Jan 20, 2009 (LBO) – Sri Lankan small investors pushed up share prices again Tuesday, fired by military gains against Tamil Tiger rebels and lower interest rates but lack of fund buying meant the upswing might not last, brokers said. “Last week, when the central bank announced the rate cut, the very next day the market showed aggressive behaviour because interest rates were main factor which impacted the stock market,” said Liyanage.
Interest rates and inflation soared to record highs last year but have begun to fall.
Brokers said that although investor sentiment appears to have turned positive they anticipate profit taking that could bring the market down.
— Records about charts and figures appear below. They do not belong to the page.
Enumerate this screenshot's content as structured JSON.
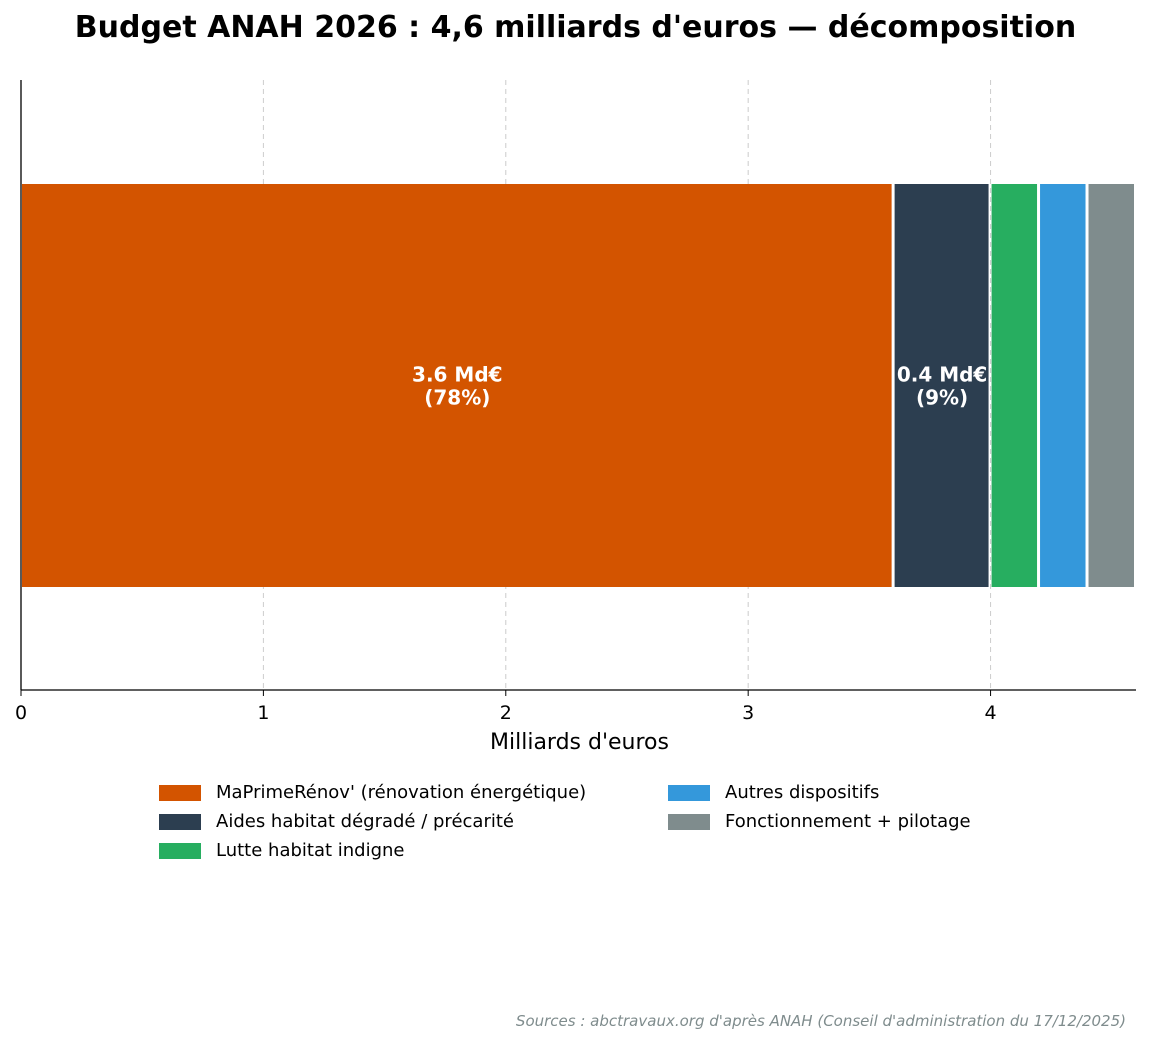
{
  "chart_data": {
    "type": "bar",
    "orientation": "horizontal-stacked",
    "title": "Budget ANAH 2026 : 4,6 milliards d'euros — décomposition",
    "xlabel": "Milliards d'euros",
    "ylabel": "",
    "xlim": [
      0,
      4.6
    ],
    "xticks": [
      "0",
      "1",
      "2",
      "3",
      "4"
    ],
    "grid": "x, dashed",
    "legend_position": "bottom",
    "series": [
      {
        "name": "MaPrimeRénov' (rénovation énergétique)",
        "value": 3.6,
        "color": "#d35400",
        "label_line1": "3.6 Md€",
        "label_line2": "(78%)"
      },
      {
        "name": "Aides habitat dégradé / précarité",
        "value": 0.4,
        "color": "#2c3e50",
        "label_line1": "0.4 Md€",
        "label_line2": "(9%)"
      },
      {
        "name": "Lutte habitat indigne",
        "value": 0.2,
        "color": "#27ae60",
        "label_line1": "",
        "label_line2": ""
      },
      {
        "name": "Autres dispositifs",
        "value": 0.2,
        "color": "#3498db",
        "label_line1": "",
        "label_line2": ""
      },
      {
        "name": "Fonctionnement + pilotage",
        "value": 0.2,
        "color": "#7f8c8d",
        "label_line1": "",
        "label_line2": ""
      }
    ]
  },
  "source": "Sources : abctravaux.org d'après ANAH (Conseil d'administration du 17/12/2025)"
}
Liyanage of Lanka Securities also warned that economic fundamentals had not improved both locally and globally.
“The December quarter results will start to come soon and I do not think most companies will show positive results. Then the stock market’s momentum might not be sustained.”
He noted that plantations companies especially might take a hit as tea and rubber prices crashed towards the end of last year with the collapse of the global commodities bubble.
Regional plantations companies listed on the bourse have drawn renewed investor interest since last week with news that tea prices have improved.
Meanwhile, Capital Reach Leasing, a registered finance company, said in a stock exchange filing that it will list 20 million ordinary shares on January 22 under the banks, finance and insurance sector on the second board of the Colombo stock exchange.
The All Share Price Index rose 4.01 percent (69.86 points) to end at 1,810.27 while the more liquid Milanka went up 4.65 percent (89.33 points) to close at 2,008.85.
Turnover was 245 million rupees.
“It’s mainly retailers who are buying into the market,” said Srimal Liyanage of Lanka Securities. “But we’re not sure whether this can be sustained because we do not see major funds in the market.”
Investors bought into both heavyweight stocks, especially in the banking and diversified sectors and plantations, as well as low value counters.
“Retail investors have got more active most probably with the develoments on the war front and also because the central bank reduced its penal interest rates,” Liyanage said.
The military has made significant gains in the two-decade old war against the Tigers and say they are on the verge of finishing off the rebels, having cornered them in the island’s northeast.
Investors also expect a reduction in interest rates, the main factor seen killing the stock market, after the central bank last Monday cut the rate on its unrestricted discount window by 200 basis points to 17 percent.